After leaving the Army under less than desirable circumstances, Sam Auden has drifted from town to town, hitching rides and catching Greyhounds, until he learns that a former Army buddy, now a police detective in New York City, has died by suicide. Sam knows that’s not right, and he immediately sets out to get answers.
As Rufus and Sam work together to learn the truth of their friend’s death, they find themselves entangled in a web of lies, cover-ups, and accelerating danger. And when they witness a suspect killed in cold blood, they realize they’re running out of time.

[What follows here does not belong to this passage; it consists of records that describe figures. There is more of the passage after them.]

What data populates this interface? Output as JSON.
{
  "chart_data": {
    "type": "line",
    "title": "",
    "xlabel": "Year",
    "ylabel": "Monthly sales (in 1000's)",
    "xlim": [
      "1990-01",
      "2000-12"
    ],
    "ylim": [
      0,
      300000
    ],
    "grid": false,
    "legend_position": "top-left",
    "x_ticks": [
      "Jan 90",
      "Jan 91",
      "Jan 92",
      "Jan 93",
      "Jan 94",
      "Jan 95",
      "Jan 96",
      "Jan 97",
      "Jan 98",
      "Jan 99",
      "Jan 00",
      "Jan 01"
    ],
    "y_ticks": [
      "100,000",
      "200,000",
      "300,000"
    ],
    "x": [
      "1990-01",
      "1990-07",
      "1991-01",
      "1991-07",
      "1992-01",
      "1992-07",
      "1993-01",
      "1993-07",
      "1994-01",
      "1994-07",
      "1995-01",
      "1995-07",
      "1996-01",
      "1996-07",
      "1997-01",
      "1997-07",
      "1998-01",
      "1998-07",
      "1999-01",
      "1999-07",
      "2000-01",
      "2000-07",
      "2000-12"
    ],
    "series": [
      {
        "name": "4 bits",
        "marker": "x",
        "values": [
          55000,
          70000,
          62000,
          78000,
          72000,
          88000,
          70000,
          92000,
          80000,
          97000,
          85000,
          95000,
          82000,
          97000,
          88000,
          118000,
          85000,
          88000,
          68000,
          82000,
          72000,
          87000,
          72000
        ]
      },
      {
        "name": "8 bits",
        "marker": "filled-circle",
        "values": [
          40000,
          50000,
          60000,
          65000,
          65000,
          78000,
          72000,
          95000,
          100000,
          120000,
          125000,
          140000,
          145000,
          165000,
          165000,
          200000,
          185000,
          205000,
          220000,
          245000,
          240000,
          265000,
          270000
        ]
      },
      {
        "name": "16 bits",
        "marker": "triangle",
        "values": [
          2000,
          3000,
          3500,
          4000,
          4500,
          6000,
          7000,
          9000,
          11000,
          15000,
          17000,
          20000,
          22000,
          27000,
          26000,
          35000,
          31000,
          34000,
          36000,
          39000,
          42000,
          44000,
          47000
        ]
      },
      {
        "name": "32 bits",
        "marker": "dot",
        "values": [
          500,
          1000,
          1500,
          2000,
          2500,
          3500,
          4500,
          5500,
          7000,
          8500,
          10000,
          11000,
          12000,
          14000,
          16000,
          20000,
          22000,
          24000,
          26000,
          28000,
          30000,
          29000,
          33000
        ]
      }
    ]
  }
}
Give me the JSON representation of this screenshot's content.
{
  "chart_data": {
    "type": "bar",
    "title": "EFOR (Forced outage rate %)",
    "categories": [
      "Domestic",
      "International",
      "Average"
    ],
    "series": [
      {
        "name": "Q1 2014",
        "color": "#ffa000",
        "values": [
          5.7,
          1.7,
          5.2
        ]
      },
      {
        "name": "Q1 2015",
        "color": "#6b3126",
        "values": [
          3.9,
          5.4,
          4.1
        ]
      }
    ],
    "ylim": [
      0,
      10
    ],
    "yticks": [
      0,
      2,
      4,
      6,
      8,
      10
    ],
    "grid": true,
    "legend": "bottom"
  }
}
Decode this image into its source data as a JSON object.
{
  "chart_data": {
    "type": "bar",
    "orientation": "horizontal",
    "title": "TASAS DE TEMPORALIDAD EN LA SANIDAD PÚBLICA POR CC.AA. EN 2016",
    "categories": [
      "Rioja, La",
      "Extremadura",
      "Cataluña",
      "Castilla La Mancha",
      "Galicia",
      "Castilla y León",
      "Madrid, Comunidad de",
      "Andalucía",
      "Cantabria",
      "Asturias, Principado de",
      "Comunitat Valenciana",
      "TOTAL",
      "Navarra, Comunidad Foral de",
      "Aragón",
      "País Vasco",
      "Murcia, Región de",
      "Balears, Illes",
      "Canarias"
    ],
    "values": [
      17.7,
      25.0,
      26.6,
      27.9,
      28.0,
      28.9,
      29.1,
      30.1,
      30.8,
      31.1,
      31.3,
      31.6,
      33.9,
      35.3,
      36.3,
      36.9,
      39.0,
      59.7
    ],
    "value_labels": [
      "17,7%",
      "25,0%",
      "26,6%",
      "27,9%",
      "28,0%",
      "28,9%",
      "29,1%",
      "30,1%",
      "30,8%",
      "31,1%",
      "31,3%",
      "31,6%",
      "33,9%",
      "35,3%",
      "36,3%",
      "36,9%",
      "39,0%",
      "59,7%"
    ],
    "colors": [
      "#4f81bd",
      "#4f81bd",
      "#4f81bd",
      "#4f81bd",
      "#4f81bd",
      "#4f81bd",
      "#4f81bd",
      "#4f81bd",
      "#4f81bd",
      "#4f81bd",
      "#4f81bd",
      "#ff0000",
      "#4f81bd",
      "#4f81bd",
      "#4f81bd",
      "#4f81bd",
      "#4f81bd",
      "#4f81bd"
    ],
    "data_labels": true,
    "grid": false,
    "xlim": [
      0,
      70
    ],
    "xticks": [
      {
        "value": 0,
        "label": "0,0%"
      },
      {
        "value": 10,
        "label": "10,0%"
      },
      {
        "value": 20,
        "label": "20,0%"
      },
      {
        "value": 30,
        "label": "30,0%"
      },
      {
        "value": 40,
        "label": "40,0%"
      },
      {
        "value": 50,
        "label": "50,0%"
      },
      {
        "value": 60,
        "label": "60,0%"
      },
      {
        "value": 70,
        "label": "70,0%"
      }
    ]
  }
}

Review: Reading a co-authored novel is an interesting undertaking for readers who are fans of one, or both, of the authors in question, and it’s somewhat inevitable that certain expectations will come into play. As I’m more familiar with Gregory Ashe’s work than C.S. Poe’s, watching for specific influences in A Friend in the Dark, reading to find the author’s voice I’m most familiar with was probably an inevitable result, and there were most certainly times that it was obvious which author inspired the action, details, characterizations, and dialogue, while at others, the writing was so seamless that it was impossible to distinguish. Whether that’s a bonus is, of course, up to each reader. One thing is clear, though; this is a new venture into the world of dirty cops and amateur sleuthing, with child trafficking as the criminal horror in this installment, from two authors well-versed in the Mystery genre. This novel pulls no punches—figuratively or literally—in the storytelling.

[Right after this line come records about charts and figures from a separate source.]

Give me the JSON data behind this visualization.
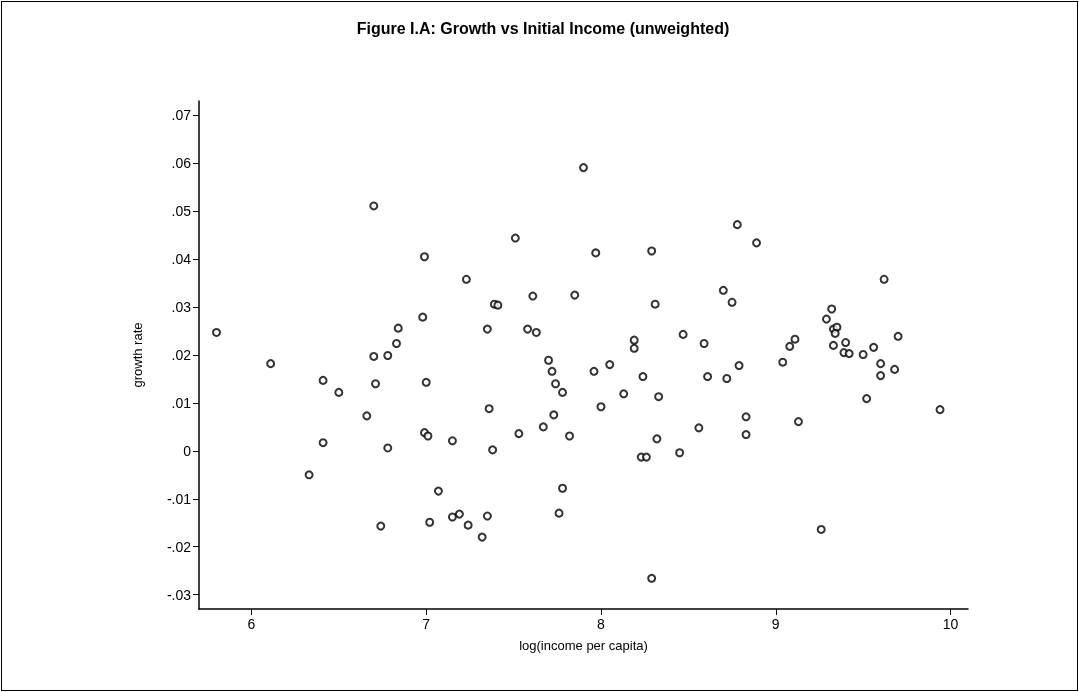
{
  "chart_data": {
    "type": "scatter",
    "title": "Figure I.A: Growth vs Initial Income (unweighted)",
    "xlabel": "log(income per capita)",
    "ylabel": "growth rate",
    "xlim": [
      5.7,
      10.1
    ],
    "xticks": [
      6,
      7,
      8,
      9,
      10
    ],
    "ylim": [
      -0.033,
      0.073
    ],
    "yticks": [
      {
        "value": -0.03,
        "label": "-.03"
      },
      {
        "value": -0.02,
        "label": "-.02"
      },
      {
        "value": -0.01,
        "label": "-.01"
      },
      {
        "value": 0,
        "label": "0"
      },
      {
        "value": 0.01,
        "label": ".01"
      },
      {
        "value": 0.02,
        "label": ".02"
      },
      {
        "value": 0.03,
        "label": ".03"
      },
      {
        "value": 0.04,
        "label": ".04"
      },
      {
        "value": 0.05,
        "label": ".05"
      },
      {
        "value": 0.06,
        "label": ".06"
      },
      {
        "value": 0.07,
        "label": ".07"
      }
    ],
    "grid": false,
    "marker": "circle",
    "series": [
      {
        "color": "#000000",
        "x": [
          5.8,
          6.7,
          6.99,
          7.23,
          6.98,
          6.84,
          7.35,
          6.83,
          6.7,
          6.78,
          7.39,
          6.11,
          6.41,
          6.5,
          6.71,
          7.0,
          6.66,
          6.99,
          7.01,
          7.15,
          6.41,
          6.78,
          7.36,
          7.38,
          6.33,
          7.07,
          7.15,
          7.19,
          7.35,
          7.02,
          6.74,
          7.24,
          7.32,
          7.9,
          7.51,
          8.78,
          8.89,
          7.97,
          8.29,
          7.61,
          7.85,
          7.41,
          8.31,
          8.7,
          8.75,
          7.58,
          7.63,
          8.19,
          8.19,
          8.47,
          8.59,
          7.7,
          7.72,
          7.96,
          8.05,
          7.74,
          7.78,
          8.24,
          8.13,
          8.33,
          8.61,
          8.72,
          8.79,
          8.0,
          7.73,
          7.67,
          7.53,
          7.82,
          8.56,
          8.32,
          8.45,
          8.83,
          8.83,
          8.23,
          8.26,
          7.78,
          7.76,
          8.29,
          9.62,
          9.32,
          9.29,
          9.33,
          9.35,
          9.34,
          9.11,
          9.08,
          9.33,
          9.4,
          9.7,
          9.56,
          9.39,
          9.42,
          9.5,
          9.04,
          9.6,
          9.68,
          9.6,
          9.52,
          9.94,
          9.13,
          9.26
        ],
        "values": [
          0.0247,
          0.0511,
          0.0405,
          0.0358,
          0.0279,
          0.0256,
          0.0254,
          0.0224,
          0.0197,
          0.0199,
          0.0306,
          0.0182,
          0.0147,
          0.0122,
          0.014,
          0.0143,
          0.0073,
          0.0038,
          0.0031,
          0.0021,
          0.0017,
          0.0006,
          0.0088,
          0.0002,
          -0.005,
          -0.0084,
          -0.0138,
          -0.0132,
          -0.0136,
          -0.0149,
          -0.0157,
          -0.0155,
          -0.018,
          0.0591,
          0.0444,
          0.0472,
          0.0434,
          0.0413,
          0.0417,
          0.0323,
          0.0325,
          0.0304,
          0.0306,
          0.0335,
          0.031,
          0.0254,
          0.0247,
          0.0231,
          0.0214,
          0.0243,
          0.0224,
          0.0189,
          0.0166,
          0.0166,
          0.018,
          0.014,
          0.0122,
          0.0155,
          0.0119,
          0.0113,
          0.0155,
          0.0151,
          0.0178,
          0.0092,
          0.0075,
          0.005,
          0.0036,
          0.0031,
          0.0048,
          0.0025,
          -0.0004,
          0.0071,
          0.0034,
          -0.0013,
          -0.0013,
          -0.0078,
          -0.013,
          -0.0266,
          0.0358,
          0.0296,
          0.0275,
          0.0254,
          0.0258,
          0.0245,
          0.0233,
          0.0218,
          0.022,
          0.0226,
          0.0239,
          0.0216,
          0.0205,
          0.0203,
          0.0201,
          0.0185,
          0.0182,
          0.017,
          0.0157,
          0.0109,
          0.0086,
          0.0061,
          -0.0164
        ]
      }
    ]
  }
}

Rufus O’Callaghan and Sam Auden are far from a match made in heaven, and in fact, they have a long way to go before they establish anything approaching a healthy sort of relationship. They each have backstories that laid the solid foundation of two men who are fundamentally burdened by circumstance and by their pasts. Sam and Rufus are both struggling to maintain some semblance of a life, which resulted in my loving them individually for their tenacity and perseverance in the face of their own challenges, as well as for their emotional investment in the murder of an NYPD cop they were each involved with in entirely dissimilar ways. There’s still a long…long…way to go, however, before they’ll convince me they can be a viable couple, so for anyone looking for a romantic arc wrapped up on a mystery, be aware that angst and sometimes brutal honesty go hand in hand with closely guarded secrets and vigilantly hiding behind constructed and fortified self-preservation skills. There is no happy beginning for them at the end of this novel, and this is where I could sense some of Gregory Ashe’s influence in the storytelling.

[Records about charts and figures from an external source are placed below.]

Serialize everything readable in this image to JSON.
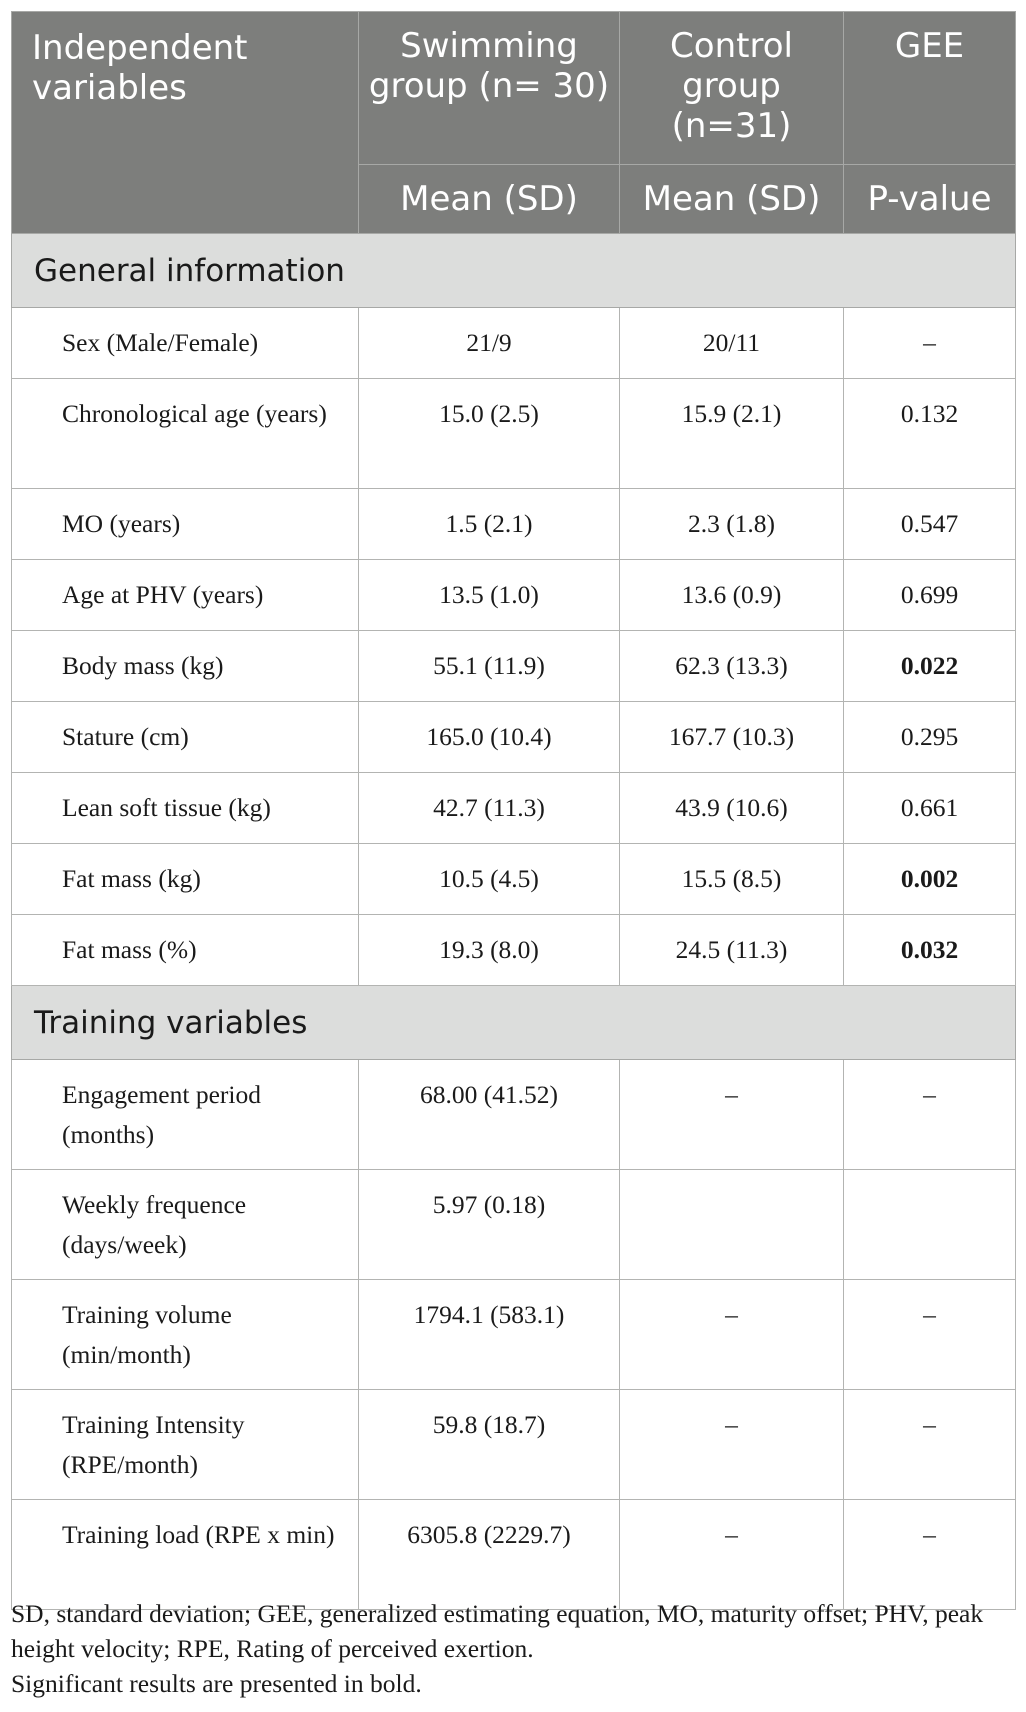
{
  "header": {
    "col1": "Independent variables",
    "col2": "Swimming group (n= 30)",
    "col3": "Control group (n=31)",
    "col4": "GEE",
    "sub2": "Mean (SD)",
    "sub3": "Mean (SD)",
    "sub4": "P-value"
  },
  "sections": [
    {
      "title": "General information",
      "rows": [
        {
          "label": "Sex (Male/Female)",
          "swim": "21/9",
          "control": "20/11",
          "p": "–",
          "bold": false
        },
        {
          "label": "Chronological age (years)",
          "swim": "15.0 (2.5)",
          "control": "15.9 (2.1)",
          "p": "0.132",
          "bold": false
        },
        {
          "label": "MO (years)",
          "swim": "1.5 (2.1)",
          "control": "2.3 (1.8)",
          "p": "0.547",
          "bold": false
        },
        {
          "label": "Age at PHV (years)",
          "swim": "13.5 (1.0)",
          "control": "13.6 (0.9)",
          "p": "0.699",
          "bold": false
        },
        {
          "label": "Body mass (kg)",
          "swim": "55.1 (11.9)",
          "control": "62.3 (13.3)",
          "p": "0.022",
          "bold": true
        },
        {
          "label": "Stature (cm)",
          "swim": "165.0 (10.4)",
          "control": "167.7 (10.3)",
          "p": "0.295",
          "bold": false
        },
        {
          "label": "Lean soft tissue (kg)",
          "swim": "42.7 (11.3)",
          "control": "43.9 (10.6)",
          "p": "0.661",
          "bold": false
        },
        {
          "label": "Fat mass (kg)",
          "swim": "10.5 (4.5)",
          "control": "15.5 (8.5)",
          "p": "0.002",
          "bold": true
        },
        {
          "label": "Fat mass (%)",
          "swim": "19.3 (8.0)",
          "control": "24.5 (11.3)",
          "p": "0.032",
          "bold": true
        }
      ]
    },
    {
      "title": "Training variables",
      "rows": [
        {
          "label": "Engagement period (months)",
          "swim": "68.00 (41.52)",
          "control": "–",
          "p": "–",
          "bold": false
        },
        {
          "label": "Weekly frequence (days/week)",
          "swim": "5.97 (0.18)",
          "control": "",
          "p": "",
          "bold": false
        },
        {
          "label": "Training volume (min/month)",
          "swim": "1794.1 (583.1)",
          "control": "–",
          "p": "–",
          "bold": false
        },
        {
          "label": "Training Intensity (RPE/month)",
          "swim": "59.8 (18.7)",
          "control": "–",
          "p": "–",
          "bold": false
        },
        {
          "label": "Training load (RPE x min)",
          "swim": "6305.8 (2229.7)",
          "control": "–",
          "p": "–",
          "bold": false
        }
      ]
    }
  ],
  "footnote": {
    "line1": "SD, standard deviation; GEE, generalized estimating equation, MO, maturity offset; PHV, peak height velocity; RPE, Rating of perceived exertion.",
    "line2": "Significant results are presented in bold."
  }
}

The criminal element and the villainy in this first installment of the Auden and O’Callaghan series are a blatant blow to the heart, and those scenes are written with an obvious gravity and care for telegraphing the weight of the subject. The New York City setting is vibrant and alive, which I couldn’t help sensing C.S. Poe’s hand in, and adds such a great energy to the story as I always expect from the city that never sleeps. The one thing left to be seen is where Rufus and Sam go from here, and if the authors can craft a convincing relationship from the wreckage of their crash and burn at the end of A Friend in the Dark.